Tout d’abord, il est important de reconnaître que nos craintes et nos
préoccupations sont une réponse normale à une situation anormale.
C’est ainsi que l’homme réagit à la menace et à l’isolement. Exprimer
vos émotions et les partager avec des êtres chers peut vous aider.
Deuxièmement, en période d’incertitude, d’interaction sociale limitée
et d’isolement à domicile forcé, il est utile de vous tenir à ce que
vous connaissez et de respecter autant que possible votre routine
quotidienne. Ceci vous apporte un cadre sur lequel vous pouvez exercer
votre contrôle. Troisièmement, il faut réguler notre exposition au
flux continu de messages alarmants, et parfois aux informations
erronées, qui nous parviennent à propos de la propagation du COVID-19,
du nombre de décès, etc. Ces informations peuvent entraîner un état
d’hypervigilance et de stress. Se limiter à ne consulter les
informations que 2 à 3 fois par jour peut libérer de « l’espace »

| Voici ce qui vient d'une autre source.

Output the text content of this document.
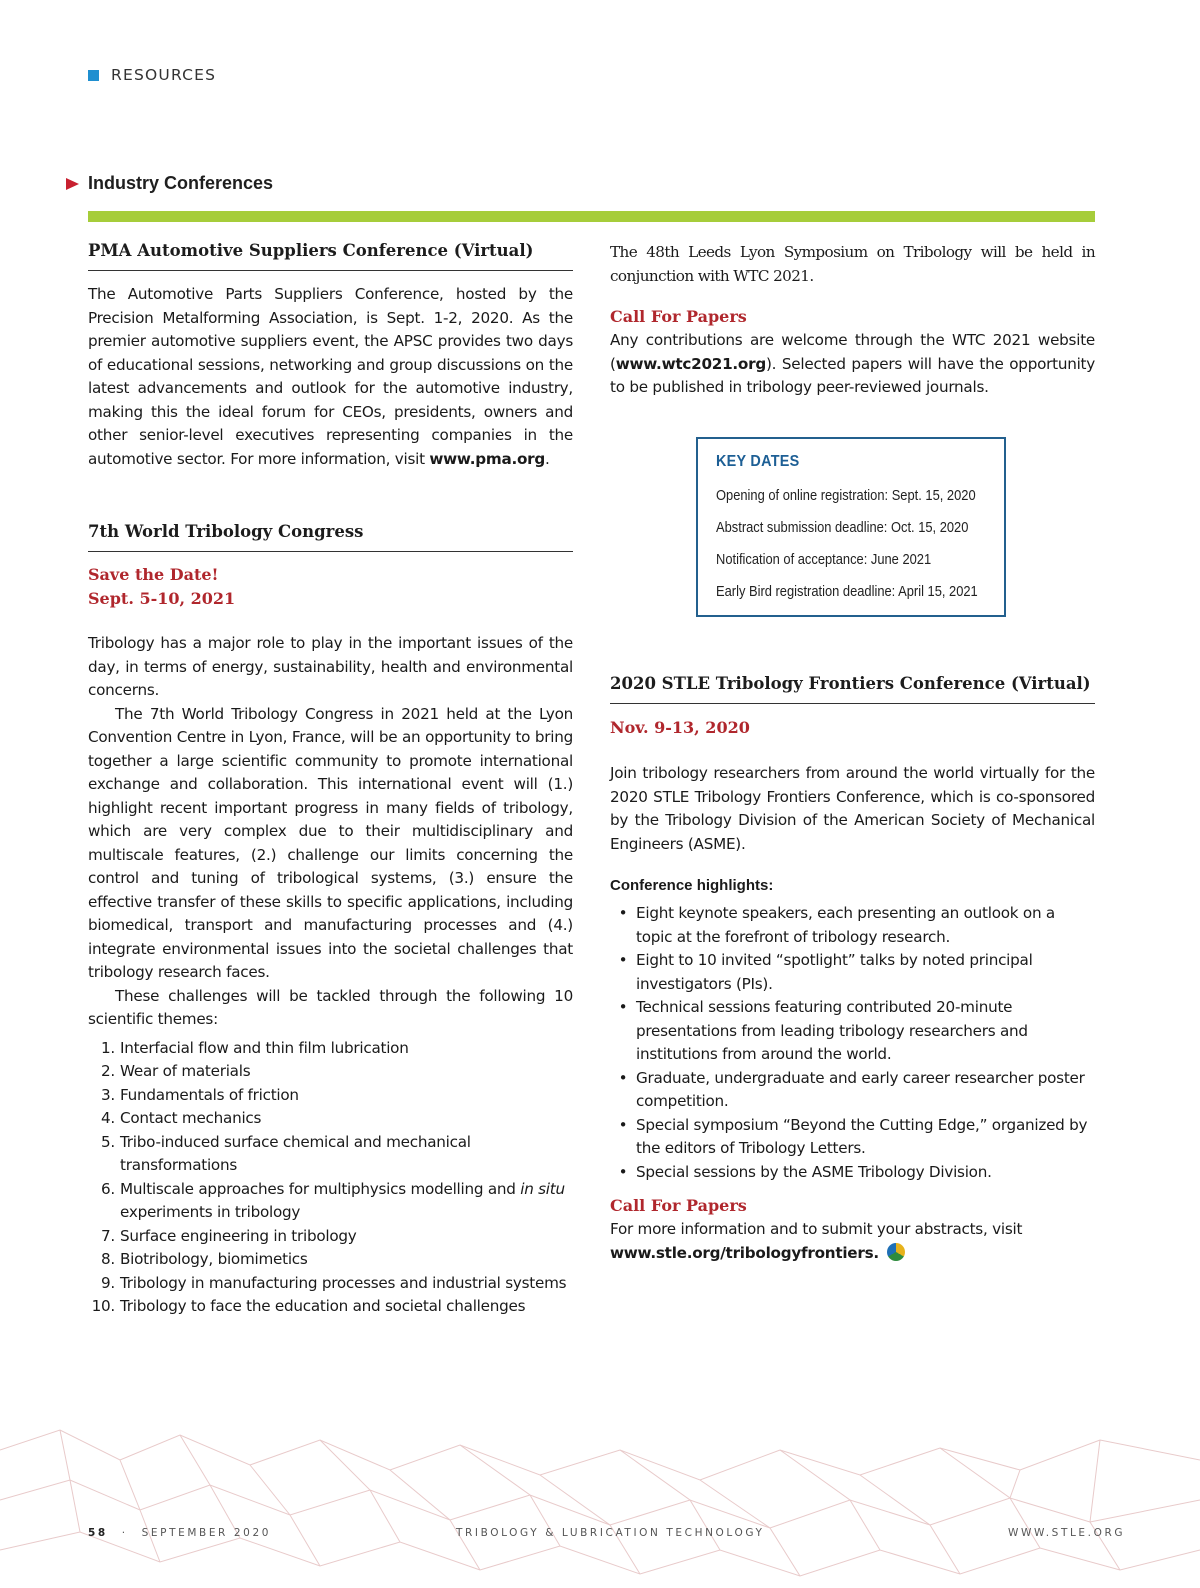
RESOURCES
Industry Conferences
PMA Automotive Suppliers Conference (Virtual)

The Automotive Parts Suppliers Conference, hosted by the Precision Metalforming Association, is Sept. 1-2, 2020. As the premier automotive suppliers event, the APSC provides two days of educational sessions, networking and group discussions on the latest advancements and outlook for the automotive industry, making this the ideal forum for CEOs, presidents, owners and other senior-level executives representing companies in the automotive sector. For more information, visit www.pma.org.

7th World Tribology Congress
Save the Date!
Sept. 5-10, 2021

Tribology has a major role to play in the important issues of the day, in terms of energy, sustainability, health and environmental concerns.

The 7th World Tribology Congress in 2021 held at the Lyon Convention Centre in Lyon, France, will be an opportunity to bring together a large scientific community to promote international exchange and collaboration. This international event will (1.) highlight recent important progress in many fields of tribology, which are very complex due to their multidisciplinary and multiscale features, (2.) challenge our limits concerning the control and tuning of tribological systems, (3.) ensure the effective transfer of these skills to specific applications, including biomedical, transport and manufacturing processes and (4.) integrate environmental issues into the societal challenges that tribology research faces.

These challenges will be tackled through the following 10 scientific themes:

1. Interfacial flow and thin film lubrication
2. Wear of materials
3. Fundamentals of friction
4. Contact mechanics
5. Tribo-induced surface chemical and mechanical transformations
6. Multiscale approaches for multiphysics modelling and in situ experiments in tribology
7. Surface engineering in tribology
8. Biotribology, biomimetics
9. Tribology in manufacturing processes and industrial systems
10. Tribology to face the education and societal challenges

The 48th Leeds Lyon Symposium on Tribology will be held in conjunction with WTC 2021.

Call For Papers

Any contributions are welcome through the WTC 2021 website (www.wtc2021.org). Selected papers will have the opportunity to be published in tribology peer-reviewed journals.

KEY DATES
Opening of online registration: Sept. 15, 2020
Abstract submission deadline: Oct. 15, 2020
Notification of acceptance: June 2021
Early Bird registration deadline: April 15, 2021
2020 STLE Tribology Frontiers Conference (Virtual)
Nov. 9-13, 2020

Join tribology researchers from around the world virtually for the 2020 STLE Tribology Frontiers Conference, which is co-sponsored by the Tribology Division of the American Society of Mechanical Engineers (ASME).

Conference highlights:
• Eight keynote speakers, each presenting an outlook on a topic at the forefront of tribology research.
• Eight to 10 invited “spotlight” talks by noted principal investigators (PIs).
• Technical sessions featuring contributed 20-minute presentations from leading tribology researchers and institutions from around the world.
• Graduate, undergraduate and early career researcher poster competition.
• Special symposium “Beyond the Cutting Edge,” organized by the editors of Tribology Letters.
• Special sessions by the ASME Tribology Division.
Call For Papers

For more information and to submit your abstracts, visit

www.stle.org/tribologyfrontiers.

58 · SEPTEMBER 2020	TRIBOLOGY & LUBRICATION TECHNOLOGY	WWW.STLE.ORG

mental, que vous remplirez mieux avec des éléments positifs et
notamment des questions que vous contrôlez.
"Contacter des êtres chers et soutenir ceux qui sont seuls peut s’avérer vraiment gratifiant."
Comment peut-on obtenir de l’aide pendant cette période de la part de ses amis, collègues et de ses proches ?
Les réseaux sociaux et le téléphone sont bien évidemment extrêmement utiles. Nous avons la chance d’avoir la possibilité de rester en contact et de nous soutenir virtuellement les uns les autres tout en gardant physiquement nos distances. Il est d’ailleurs extrêmement gratifiant de contacter des êtres chers et de soutenir ceux qui sont seuls, cela peut améliorer le bien-être général de même que la résilience.